Choosing the Repair Tables option does one additional step before going on to do a rebuild indexes. It trawls through the tables and validates all the records as much as possible. If it finds errors where possible the record is repaired and if not the record is deleted. Any records that have previously been marked for deletion are also deleted at this stage. This results in a smaller data file than before.
The resulting table is written to a new file whilst it is being compiled. When it is complete the names are swapped so that the new table has the original file name and the replaced table is given a .sav file extension. There are now effectively two copies of the table. Once you have tested the repaired database and are happy, you can delete all the .sav files.
After the new table is in place the system goes on to perform a normal rebuild of the indexes.
When should you repair a table?
There are three reasons why you might want to repair a table.
You are about to perform a version update. Whilst this is not normally necessary, it may become so if the update has previously been attempted and failed for whatever reason. As the version update may have cause to change the database structure it may fail if it encounters corrupt data. The repair process can eliminate this data. If this were the reason you could only rebuild the table that caused the failure, in most cases though you would repair all tables.
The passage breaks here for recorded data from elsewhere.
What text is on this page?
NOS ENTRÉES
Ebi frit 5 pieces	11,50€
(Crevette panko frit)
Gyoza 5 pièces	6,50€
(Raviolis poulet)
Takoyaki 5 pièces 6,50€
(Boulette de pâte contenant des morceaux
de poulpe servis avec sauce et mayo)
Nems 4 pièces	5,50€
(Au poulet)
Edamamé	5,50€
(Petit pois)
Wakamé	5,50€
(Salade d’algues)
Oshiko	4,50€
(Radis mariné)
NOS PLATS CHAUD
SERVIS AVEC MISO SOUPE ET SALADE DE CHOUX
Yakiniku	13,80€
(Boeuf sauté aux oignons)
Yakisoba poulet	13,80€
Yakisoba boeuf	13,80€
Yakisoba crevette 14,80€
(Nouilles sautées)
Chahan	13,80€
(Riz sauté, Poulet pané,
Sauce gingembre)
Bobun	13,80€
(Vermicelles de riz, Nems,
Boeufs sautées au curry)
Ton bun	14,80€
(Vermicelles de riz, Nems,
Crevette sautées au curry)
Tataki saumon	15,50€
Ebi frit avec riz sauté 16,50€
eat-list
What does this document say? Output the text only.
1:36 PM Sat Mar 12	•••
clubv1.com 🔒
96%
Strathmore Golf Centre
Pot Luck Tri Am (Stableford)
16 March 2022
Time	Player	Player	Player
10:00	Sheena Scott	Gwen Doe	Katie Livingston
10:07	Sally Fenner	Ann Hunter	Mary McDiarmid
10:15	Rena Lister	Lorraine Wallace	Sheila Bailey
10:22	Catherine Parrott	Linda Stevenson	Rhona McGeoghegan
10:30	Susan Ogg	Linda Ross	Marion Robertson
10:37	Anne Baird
You have deleted a lot of records and wish to compress the database. This is not really necessary. However should you need to permanently delete a record so that it cannot be recovered, or you are genuinely very low on disk space then you may wish to do this.
You still have a problem that the rebuild indexes process has not fixed. On some occasions the rebuild index process may not be able to cope with a corruption of the data file and may keep producing the same wrong result. In this case a repair may be the answer to delete or correct the corruption so the rebuild process works.
Why should you repair?
You should repair a table because:
Otherwise updates may not work correctly
Data tables may be larger than necessary or deleted records may be recoverable.
The rebuild index process may not work correctly.
How do you repair?
The steps are exactly as for doing a ‘Rebuild Index’ but selecting the 'Repair Table' option instead.